The government this week was busy pumping out economic reports, most of which were fairly positive.
*For starters, employers expanded their payrolls by 207,000 jobs in July, the best showing in five months. *New orders and increased productivity drove U.S. manufacturing activity higher last month. *And, consumers rediscovered their appetite for shopping in June, boosting spending and providing fresh momentum for economic growth into the third quarter.
In farm country, the government is involved with economic well-being in a more direct way, mostly through the distribution of subsidies. In Iowa, for instance, landowners received more than a billion dollars in subsidies last year.
But the issuance of those payments sometimes draws fire. Critics of subsidy programs say much of the money goes to absentee landowners and corporate farms. And now that Congress has been charged with trimming some $3 billion from the federal farm program budget, some of the most vocal critics again are pointing to examples they find unacceptable.

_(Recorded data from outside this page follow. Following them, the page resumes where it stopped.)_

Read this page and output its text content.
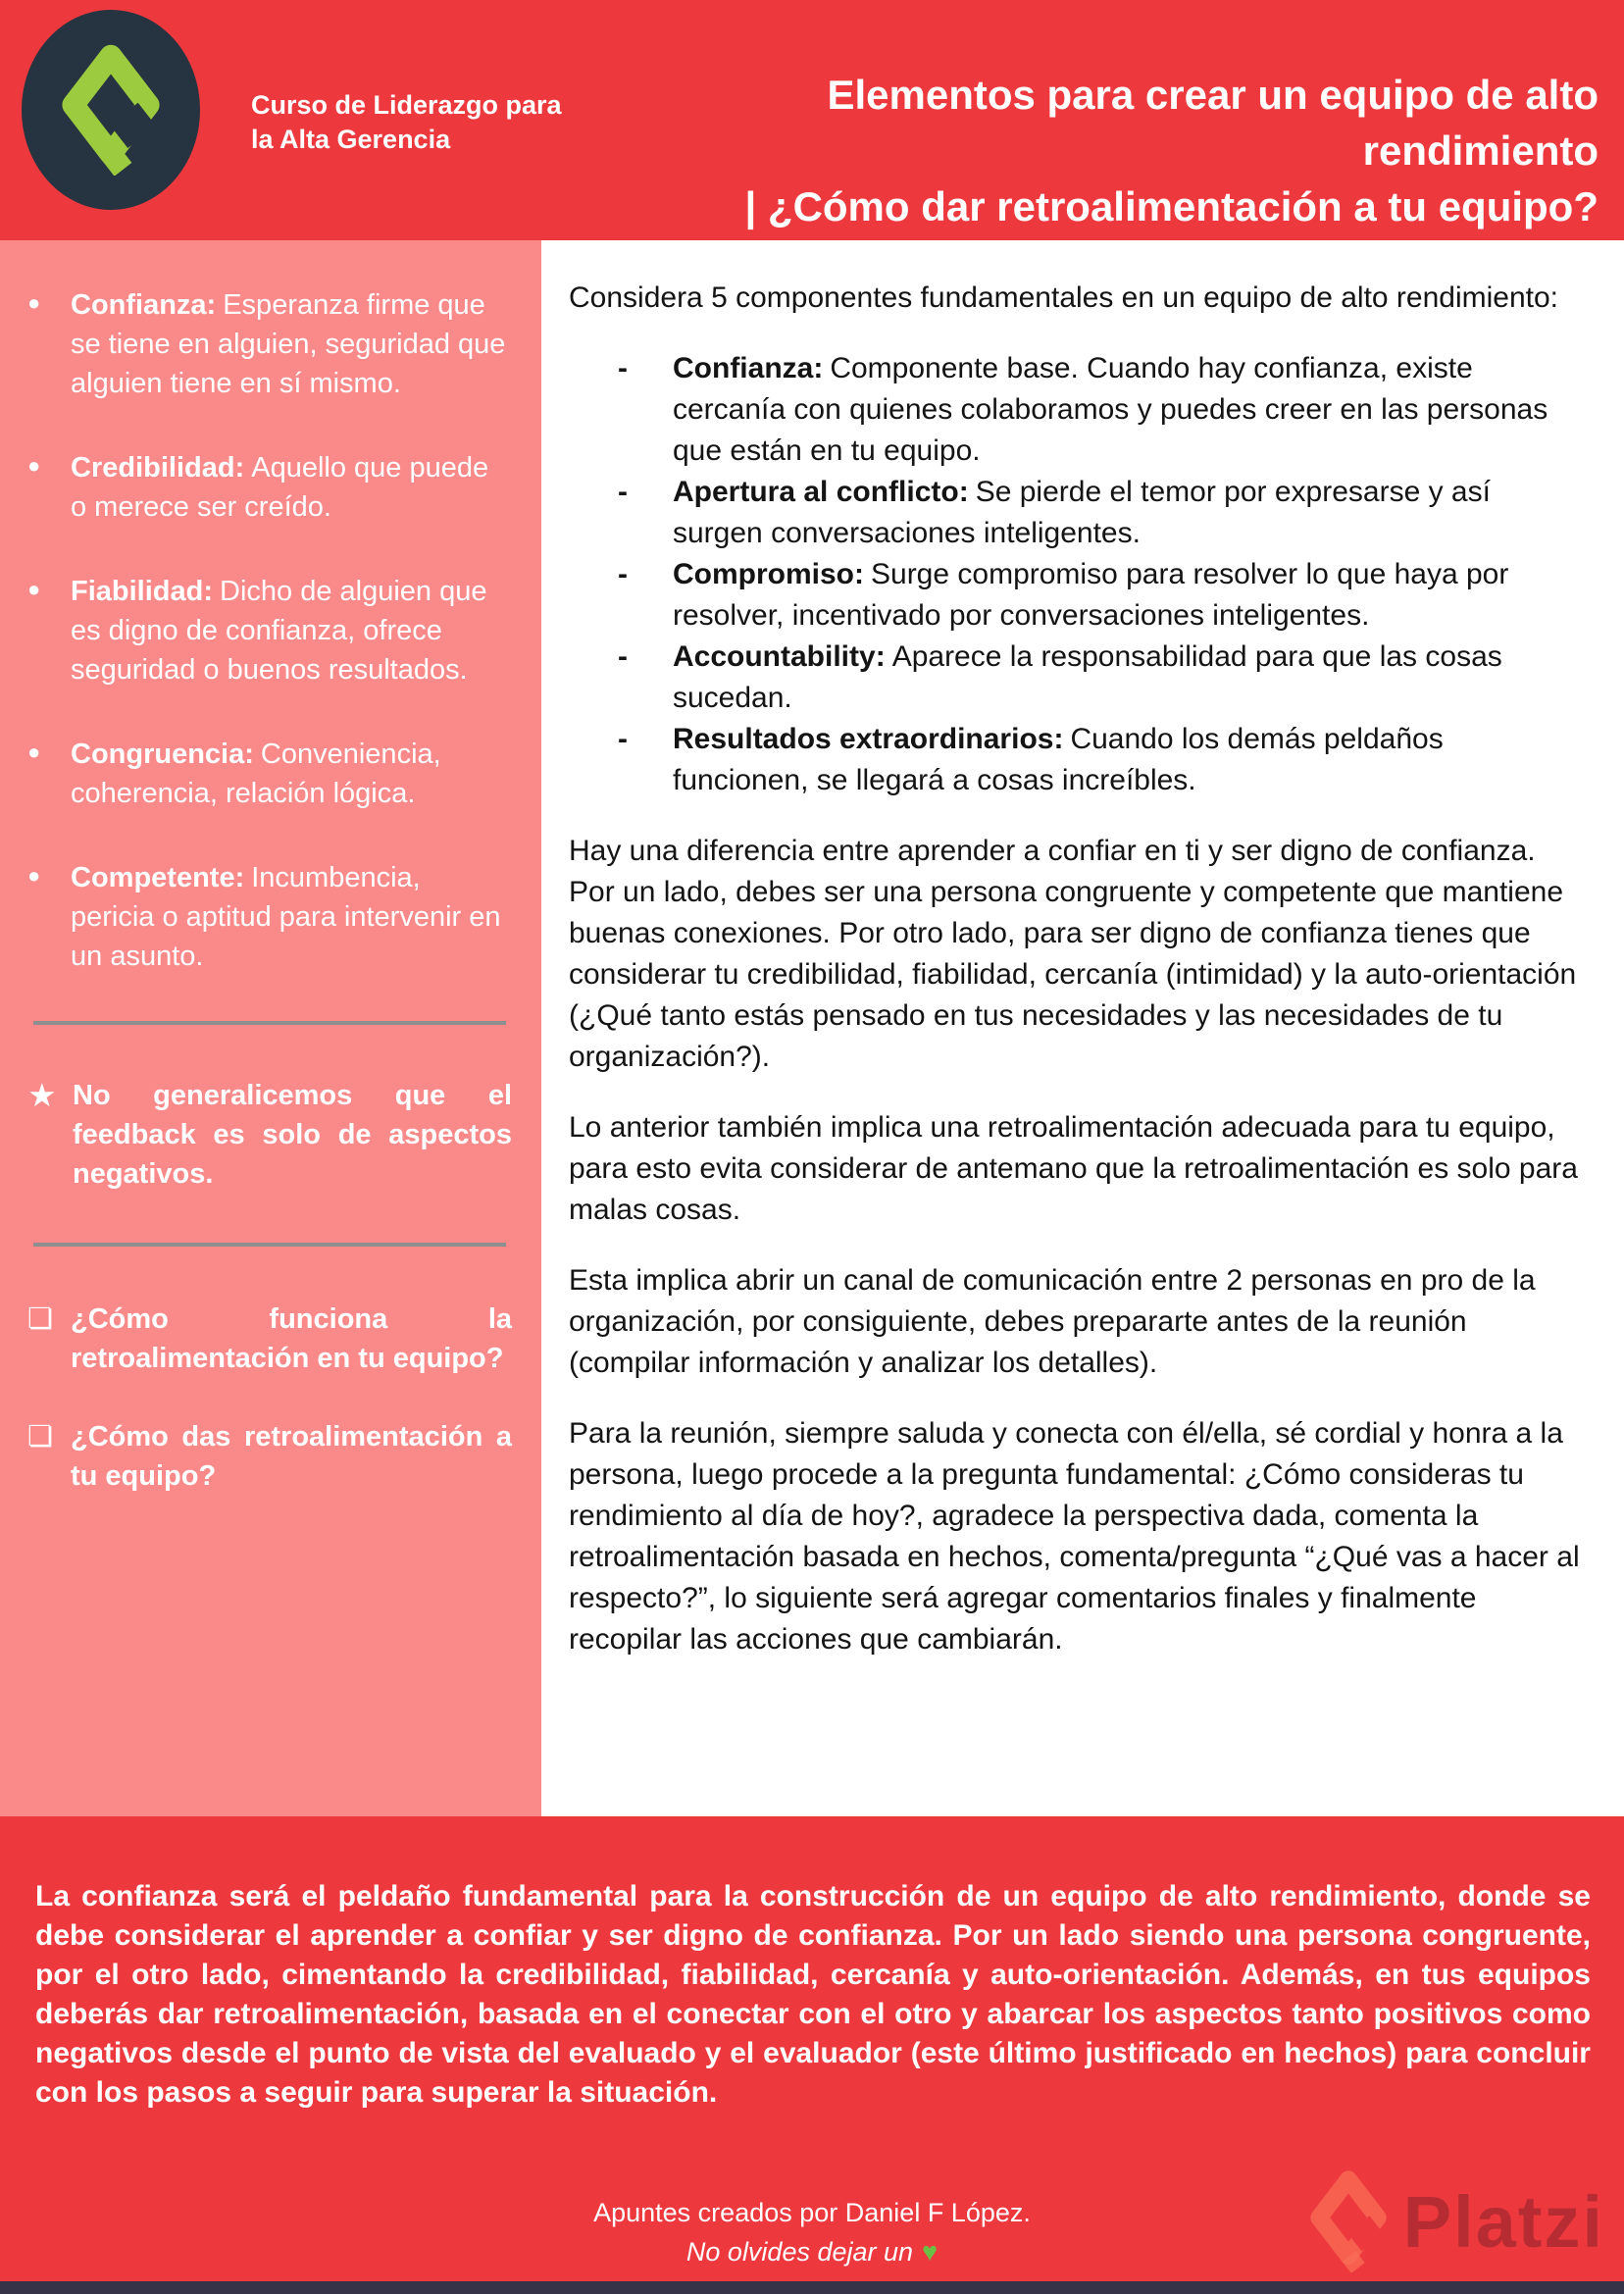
Curso de Liderazgo para la Alta Gerencia
Elementos para crear un equipo de alto rendimiento
| ¿Cómo dar retroalimentación a tu equipo?
●	Confianza: Esperanza firme que se tiene en alguien, seguridad que alguien tiene en sí mismo.

●	Credibilidad: Aquello que puede o merece ser creído.

●	Fiabilidad: Dicho de alguien que es digno de confianza, ofrece seguridad o buenos resultados.

●	Congruencia: Conveniencia, coherencia, relación lógica.

●	Competente: Incumbencia, pericia o aptitud para intervenir en un asunto.

★ No generalicemos que el feedback es solo de aspectos negativos.

❏ ¿Cómo funciona la retroalimentación en tu equipo?

❏ ¿Cómo das retroalimentación a tu equipo?

Considera 5 componentes fundamentales en un equipo de alto rendimiento:

-	Confianza: Componente base. Cuando hay confianza, existe cercanía con quienes colaboramos y puedes creer en las personas que están en tu equipo.

-	Apertura al conflicto: Se pierde el temor por expresarse y así surgen conversaciones inteligentes.

-	Compromiso: Surge compromiso para resolver lo que haya por resolver, incentivado por conversaciones inteligentes.

-	Accountability: Aparece la responsabilidad para que las cosas sucedan.

-	Resultados extraordinarios: Cuando los demás peldaños funcionen, se llegará a cosas increíbles.

Hay una diferencia entre aprender a confiar en ti y ser digno de confianza. Por un lado, debes ser una persona congruente y competente que mantiene buenas conexiones. Por otro lado, para ser digno de confianza tienes que considerar tu credibilidad, fiabilidad, cercanía (intimidad) y la auto-orientación (¿Qué tanto estás pensado en tus necesidades y las necesidades de tu organización?).

Lo anterior también implica una retroalimentación adecuada para tu equipo, para esto evita considerar de antemano que la retroalimentación es solo para malas cosas.

Esta implica abrir un canal de comunicación entre 2 personas en pro de la organización, por consiguiente, debes prepararte antes de la reunión (compilar información y analizar los detalles).

Para la reunión, siempre saluda y conecta con él/ella, sé cordial y honra a la persona, luego procede a la pregunta fundamental: ¿Cómo consideras tu rendimiento al día de hoy?, agradece la perspectiva dada, comenta la retroalimentación basada en hechos, comenta/pregunta “¿Qué vas a hacer al respecto?”, lo siguiente será agregar comentarios finales y finalmente recopilar las acciones que cambiarán.

La confianza será el peldaño fundamental para la construcción de un equipo de alto rendimiento, donde se debe considerar el aprender a confiar y ser digno de confianza. Por un lado siendo una persona congruente, por el otro lado, cimentando la credibilidad, fiabilidad, cercanía y auto-orientación. Además, en tus equipos deberás dar retroalimentación, basada en el conectar con el otro y abarcar los aspectos tanto positivos como negativos desde el punto de vista del evaluado y el evaluador (este último justificado en hechos) para concluir con los pasos a seguir para superar la situación.

Apuntes creados por Daniel F López.

No olvides dejar un ♥	Platzi
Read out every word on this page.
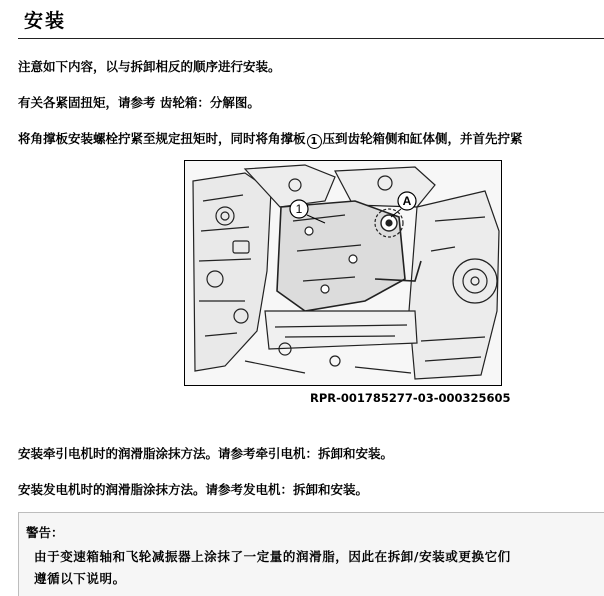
安装
注意如下内容，以与拆卸相反的顺序进行安装。
有关各紧固扭矩，请参考 齿轮箱：分解图。
将角撑板安装螺栓拧紧至规定扭矩时，同时将角撑板 1 压到齿轮箱侧和缸体侧，并首先拧紧
1
A
RPR-001785277-03-000325605
安装牵引电机时的润滑脂涂抹方法。请参考牵引电机：拆卸和安装。
安装发电机时的润滑脂涂抹方法。请参考发电机：拆卸和安装。
警告：
由于变速箱轴和飞轮减振器上涂抹了一定量的润滑脂，因此在拆卸/安装或更换它们
遵循以下说明。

The EWG study found that 1,228 farms in the California Central Valley Project received water and crop subsidies in 2002. The "double dipping" totaled $244 million. In addition, the study revealed uneven subsidy distribution weighted towards larger farms. The top 5 percent received more than one-third of the overall crop subsidies.
EWG also found that some dairy farmers "triple dipped" by using subsidized water to grow subsidized corn to feed cows that produce subsidized milk.
But the environmental group's findings were disputed by state farming interests. A spokesman for the San Luis and Delta-Mendota Water Authority called the claims a "completely ridiculous analysis." Other organizations, such as the California Farm Water Coalition criticized how the EWG study was analyzed.